Гальмакову уже пора бы проснуться. Сюзанна его пока не будит, и Вадим «Дефолт» Гальмаков еще глубже уходит в сон – заснув с безысходным выражением лица и явно не для того, чтобы проснуться, ведь для того, чтобы проснуться, так не засыпают.
«Что.. ты тут.. делаешь?»
«Я, Сюзанна, повторяю – я. Еще раз повторяю – я, я, с тобой я. Я занимаюсь с тобой любовью. По-моему.»
«По-твоему?»
«Ты же сама хотела, чтобы все шло, как придет мне в голову»
«Я никому… не давала… столько свободы…»
«Тебе больно?»
«И это тоже…»
«Мне остановиться?»
«Забудь… все забудь – подобно мне… едва живой» – если бросить в костер слишком много книг, он может и потухнуть.
Павел называл Евангелие «безумием для эллинов», но это их проблемы – отнюдь не Вадима «Дефолта» Гальмакова. И не Седова, еще не сказавшего своему умирающему телу: «ну, давай прощаться»; в Камергерском проезде Седов смотрит на смущенно улыбающуюся женщину и ломает голову – как же она… она? ну… похожа на им когда-то любимую. Легкую, длинноногую, ставившую его сердце к стенке и разносившую плохо отрегулированный механизм из крупнокалиберных орудий своих зеленых глаз.
Ту женщину звали Людой.
– Меня зовут Люда, – сказала она.
Фамилия у нее была Строганова. Людмила Строганова придерживалась приходящих мужчин, истина брала слово последней…
– Вас можно?
– Да, да, да, – проворчал Седов.
– Моя фамилия Дятлова.
Не она.
– В девичестве она была Строганова.
Не она! она, она… не подсчитывая с карандашом в руке количество отринувших его девиц, Седов пока еще не растерял ни на что не поставленных фишек: юность и стужа, неспадающий со зрелостью апломб преисполнен боевой горечи, Седову треплют нервы не только женщины; однажды на Моховой он случайно плюнул на ботинок хмурого мужчины в импортной тельняшке; Седов перед ним извинился, но не наделенный особым умом правдолюб Виктор Габулич потребовал от Седова, чтобы ботинок он ему все же протер.
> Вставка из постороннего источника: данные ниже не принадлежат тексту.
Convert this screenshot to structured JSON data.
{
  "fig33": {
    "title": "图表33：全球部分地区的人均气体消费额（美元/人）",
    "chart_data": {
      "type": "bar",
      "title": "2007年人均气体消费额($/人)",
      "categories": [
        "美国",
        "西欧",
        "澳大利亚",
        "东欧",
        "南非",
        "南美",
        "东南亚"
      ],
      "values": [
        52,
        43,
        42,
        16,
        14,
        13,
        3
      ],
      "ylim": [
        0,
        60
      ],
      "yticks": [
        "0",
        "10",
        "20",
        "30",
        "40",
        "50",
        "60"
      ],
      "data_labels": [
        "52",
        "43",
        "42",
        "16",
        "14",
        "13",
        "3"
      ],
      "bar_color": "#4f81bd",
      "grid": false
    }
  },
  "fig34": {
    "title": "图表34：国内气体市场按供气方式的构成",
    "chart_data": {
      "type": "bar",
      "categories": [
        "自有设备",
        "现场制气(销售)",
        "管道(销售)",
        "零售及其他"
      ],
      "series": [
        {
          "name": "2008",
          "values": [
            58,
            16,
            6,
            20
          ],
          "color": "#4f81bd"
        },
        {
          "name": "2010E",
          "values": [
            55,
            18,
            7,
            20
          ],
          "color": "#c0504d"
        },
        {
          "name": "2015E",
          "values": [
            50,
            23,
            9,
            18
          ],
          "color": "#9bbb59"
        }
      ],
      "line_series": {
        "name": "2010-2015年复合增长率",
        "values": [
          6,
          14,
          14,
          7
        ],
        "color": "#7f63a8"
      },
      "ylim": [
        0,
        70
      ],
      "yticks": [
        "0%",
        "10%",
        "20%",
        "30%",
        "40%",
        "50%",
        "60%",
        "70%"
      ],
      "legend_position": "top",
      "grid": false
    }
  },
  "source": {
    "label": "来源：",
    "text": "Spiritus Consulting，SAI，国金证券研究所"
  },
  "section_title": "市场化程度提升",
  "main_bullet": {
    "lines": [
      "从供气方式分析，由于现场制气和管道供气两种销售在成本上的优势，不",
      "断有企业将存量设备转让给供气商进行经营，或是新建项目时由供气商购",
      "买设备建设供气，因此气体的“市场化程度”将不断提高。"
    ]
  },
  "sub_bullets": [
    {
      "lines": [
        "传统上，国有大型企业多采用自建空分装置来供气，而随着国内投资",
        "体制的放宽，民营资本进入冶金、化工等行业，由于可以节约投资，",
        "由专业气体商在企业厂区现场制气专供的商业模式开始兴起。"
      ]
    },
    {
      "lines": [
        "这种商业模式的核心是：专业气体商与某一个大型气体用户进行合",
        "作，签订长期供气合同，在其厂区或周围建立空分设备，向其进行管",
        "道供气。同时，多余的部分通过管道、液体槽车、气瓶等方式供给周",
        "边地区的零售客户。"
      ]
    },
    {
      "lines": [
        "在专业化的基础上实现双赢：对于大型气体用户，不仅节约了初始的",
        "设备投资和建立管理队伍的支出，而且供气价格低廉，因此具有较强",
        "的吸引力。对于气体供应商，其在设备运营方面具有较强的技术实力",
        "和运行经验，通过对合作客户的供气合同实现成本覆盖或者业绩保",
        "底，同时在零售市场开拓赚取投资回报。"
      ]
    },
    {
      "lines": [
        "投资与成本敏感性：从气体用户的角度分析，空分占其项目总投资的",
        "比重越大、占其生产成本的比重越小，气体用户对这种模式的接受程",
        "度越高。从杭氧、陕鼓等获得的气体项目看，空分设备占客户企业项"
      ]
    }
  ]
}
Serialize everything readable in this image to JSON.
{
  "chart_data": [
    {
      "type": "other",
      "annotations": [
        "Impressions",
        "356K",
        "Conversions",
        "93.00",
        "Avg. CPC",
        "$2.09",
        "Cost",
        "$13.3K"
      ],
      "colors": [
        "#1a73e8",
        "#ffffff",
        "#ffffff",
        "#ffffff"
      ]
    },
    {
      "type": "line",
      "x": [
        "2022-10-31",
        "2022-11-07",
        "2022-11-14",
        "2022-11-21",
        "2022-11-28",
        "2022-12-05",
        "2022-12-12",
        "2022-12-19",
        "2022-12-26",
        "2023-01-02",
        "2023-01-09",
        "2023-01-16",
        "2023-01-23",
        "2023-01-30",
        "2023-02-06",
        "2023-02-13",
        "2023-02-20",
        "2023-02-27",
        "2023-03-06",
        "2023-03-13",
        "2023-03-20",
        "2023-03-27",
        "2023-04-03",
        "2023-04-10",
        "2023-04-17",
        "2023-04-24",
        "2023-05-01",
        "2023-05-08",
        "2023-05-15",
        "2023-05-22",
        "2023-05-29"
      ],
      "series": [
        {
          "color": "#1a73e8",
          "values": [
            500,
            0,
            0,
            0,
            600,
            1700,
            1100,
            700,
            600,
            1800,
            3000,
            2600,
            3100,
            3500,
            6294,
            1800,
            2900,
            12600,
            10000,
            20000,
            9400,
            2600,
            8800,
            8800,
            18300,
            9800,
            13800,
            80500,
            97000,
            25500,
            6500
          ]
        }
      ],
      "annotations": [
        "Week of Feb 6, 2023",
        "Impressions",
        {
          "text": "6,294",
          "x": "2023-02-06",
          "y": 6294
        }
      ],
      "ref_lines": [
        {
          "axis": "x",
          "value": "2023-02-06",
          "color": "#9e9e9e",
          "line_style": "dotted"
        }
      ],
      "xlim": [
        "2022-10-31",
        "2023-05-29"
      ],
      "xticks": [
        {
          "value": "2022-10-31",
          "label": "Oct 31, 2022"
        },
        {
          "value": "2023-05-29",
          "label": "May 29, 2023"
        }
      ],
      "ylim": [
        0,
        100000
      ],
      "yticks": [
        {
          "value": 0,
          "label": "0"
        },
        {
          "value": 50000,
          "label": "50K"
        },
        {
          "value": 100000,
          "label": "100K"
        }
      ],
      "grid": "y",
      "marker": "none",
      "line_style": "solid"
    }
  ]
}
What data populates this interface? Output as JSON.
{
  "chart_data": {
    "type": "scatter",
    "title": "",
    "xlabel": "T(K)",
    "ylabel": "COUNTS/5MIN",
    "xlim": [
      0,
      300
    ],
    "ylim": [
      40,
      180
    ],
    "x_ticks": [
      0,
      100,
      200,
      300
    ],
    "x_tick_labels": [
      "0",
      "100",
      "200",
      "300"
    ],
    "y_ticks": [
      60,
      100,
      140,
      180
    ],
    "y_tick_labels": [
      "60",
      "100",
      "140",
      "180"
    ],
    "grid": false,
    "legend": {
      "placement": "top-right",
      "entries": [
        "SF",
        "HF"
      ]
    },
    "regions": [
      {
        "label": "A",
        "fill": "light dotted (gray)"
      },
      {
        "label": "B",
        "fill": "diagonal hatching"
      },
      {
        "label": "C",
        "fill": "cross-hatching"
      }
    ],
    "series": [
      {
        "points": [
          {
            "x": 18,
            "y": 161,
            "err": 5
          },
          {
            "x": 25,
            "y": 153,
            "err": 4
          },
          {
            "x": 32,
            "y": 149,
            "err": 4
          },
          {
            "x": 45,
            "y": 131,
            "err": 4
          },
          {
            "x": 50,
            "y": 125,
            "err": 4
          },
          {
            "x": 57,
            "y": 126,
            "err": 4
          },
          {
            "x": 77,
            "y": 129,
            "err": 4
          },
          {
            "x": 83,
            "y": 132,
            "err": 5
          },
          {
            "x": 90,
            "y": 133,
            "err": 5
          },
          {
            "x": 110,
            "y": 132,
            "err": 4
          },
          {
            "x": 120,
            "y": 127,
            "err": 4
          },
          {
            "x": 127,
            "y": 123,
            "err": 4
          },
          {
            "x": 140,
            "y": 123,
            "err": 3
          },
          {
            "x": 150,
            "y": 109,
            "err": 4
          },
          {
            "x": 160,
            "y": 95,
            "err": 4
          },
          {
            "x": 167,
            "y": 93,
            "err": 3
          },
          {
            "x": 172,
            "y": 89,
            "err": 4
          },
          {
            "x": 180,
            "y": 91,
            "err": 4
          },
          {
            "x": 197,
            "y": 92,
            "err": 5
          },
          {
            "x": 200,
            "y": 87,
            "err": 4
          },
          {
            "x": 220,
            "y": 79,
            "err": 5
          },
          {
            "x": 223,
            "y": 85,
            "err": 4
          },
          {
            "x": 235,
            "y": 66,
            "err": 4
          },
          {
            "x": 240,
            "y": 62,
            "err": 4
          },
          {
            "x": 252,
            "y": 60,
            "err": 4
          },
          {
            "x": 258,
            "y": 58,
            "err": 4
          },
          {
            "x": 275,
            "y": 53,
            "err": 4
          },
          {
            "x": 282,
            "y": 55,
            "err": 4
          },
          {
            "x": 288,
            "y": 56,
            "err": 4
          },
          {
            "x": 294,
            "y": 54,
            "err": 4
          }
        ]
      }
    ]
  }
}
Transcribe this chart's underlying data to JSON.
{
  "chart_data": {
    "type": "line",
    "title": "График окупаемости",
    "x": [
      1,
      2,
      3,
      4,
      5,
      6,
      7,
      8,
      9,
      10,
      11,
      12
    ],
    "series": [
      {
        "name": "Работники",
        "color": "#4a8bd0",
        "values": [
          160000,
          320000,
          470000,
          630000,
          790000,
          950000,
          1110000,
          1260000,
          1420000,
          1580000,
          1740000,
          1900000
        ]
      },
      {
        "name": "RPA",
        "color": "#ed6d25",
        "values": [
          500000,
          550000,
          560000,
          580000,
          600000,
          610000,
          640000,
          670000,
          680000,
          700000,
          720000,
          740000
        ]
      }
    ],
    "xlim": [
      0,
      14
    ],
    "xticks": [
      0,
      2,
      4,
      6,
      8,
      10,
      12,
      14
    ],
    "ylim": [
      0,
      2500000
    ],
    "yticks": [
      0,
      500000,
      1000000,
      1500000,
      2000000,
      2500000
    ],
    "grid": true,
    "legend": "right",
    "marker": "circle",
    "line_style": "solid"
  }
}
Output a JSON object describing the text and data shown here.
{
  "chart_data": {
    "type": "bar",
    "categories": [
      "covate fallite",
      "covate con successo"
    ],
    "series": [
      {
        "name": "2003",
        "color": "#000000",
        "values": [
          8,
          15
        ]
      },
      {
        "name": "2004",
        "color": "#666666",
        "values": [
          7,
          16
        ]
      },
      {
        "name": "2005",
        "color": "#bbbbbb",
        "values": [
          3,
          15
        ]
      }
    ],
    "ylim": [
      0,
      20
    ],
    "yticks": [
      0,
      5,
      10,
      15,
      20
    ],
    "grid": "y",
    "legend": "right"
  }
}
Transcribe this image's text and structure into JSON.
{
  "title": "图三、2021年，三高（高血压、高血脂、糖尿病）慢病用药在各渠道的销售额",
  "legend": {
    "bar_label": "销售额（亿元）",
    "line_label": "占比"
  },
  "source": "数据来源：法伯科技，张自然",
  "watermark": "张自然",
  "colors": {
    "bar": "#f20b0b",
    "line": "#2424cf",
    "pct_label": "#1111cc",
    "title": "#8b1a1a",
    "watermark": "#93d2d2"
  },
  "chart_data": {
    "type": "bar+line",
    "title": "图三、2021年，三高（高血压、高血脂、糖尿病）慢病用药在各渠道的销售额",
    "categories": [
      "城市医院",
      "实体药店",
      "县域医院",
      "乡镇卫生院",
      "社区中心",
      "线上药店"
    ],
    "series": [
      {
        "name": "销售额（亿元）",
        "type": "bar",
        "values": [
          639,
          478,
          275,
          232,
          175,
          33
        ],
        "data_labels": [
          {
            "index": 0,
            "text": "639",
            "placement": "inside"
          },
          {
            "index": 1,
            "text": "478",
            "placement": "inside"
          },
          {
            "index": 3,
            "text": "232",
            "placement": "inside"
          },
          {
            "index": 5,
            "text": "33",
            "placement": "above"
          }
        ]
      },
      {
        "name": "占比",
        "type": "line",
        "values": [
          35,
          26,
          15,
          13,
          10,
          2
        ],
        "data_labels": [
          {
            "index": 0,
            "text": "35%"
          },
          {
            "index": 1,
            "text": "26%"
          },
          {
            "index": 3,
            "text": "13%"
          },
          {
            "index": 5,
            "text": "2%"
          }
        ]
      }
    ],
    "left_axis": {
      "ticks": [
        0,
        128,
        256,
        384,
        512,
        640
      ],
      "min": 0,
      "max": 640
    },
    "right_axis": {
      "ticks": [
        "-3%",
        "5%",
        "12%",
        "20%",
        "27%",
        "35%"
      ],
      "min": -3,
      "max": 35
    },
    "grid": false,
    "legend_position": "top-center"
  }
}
У Габулича изможденное лицо, отслоившаяся сетчатка и запоминающиеся своей расправленностью плечи; смешно говорить, товарищ… еще менее полугода назад я был на хорошем счету у своего участкового.
Заберите меня в какую-нибудь семью.
Отговорите готовиться к отшельничеству. Напоите душистыми помоями из орехово-зуевского самовара.
После того, как Седов вытер «саламандер» Габулича не носовым платком, а грязной подошвой, Габулич наорал на Седова приблизительно такой фразой: «если ты мне сейчас же вкупе со своей слюной не сотрешь с ботинка и грязь, если ты мне всего этого не сделаешь, я тебя, наверное, попробую избить!».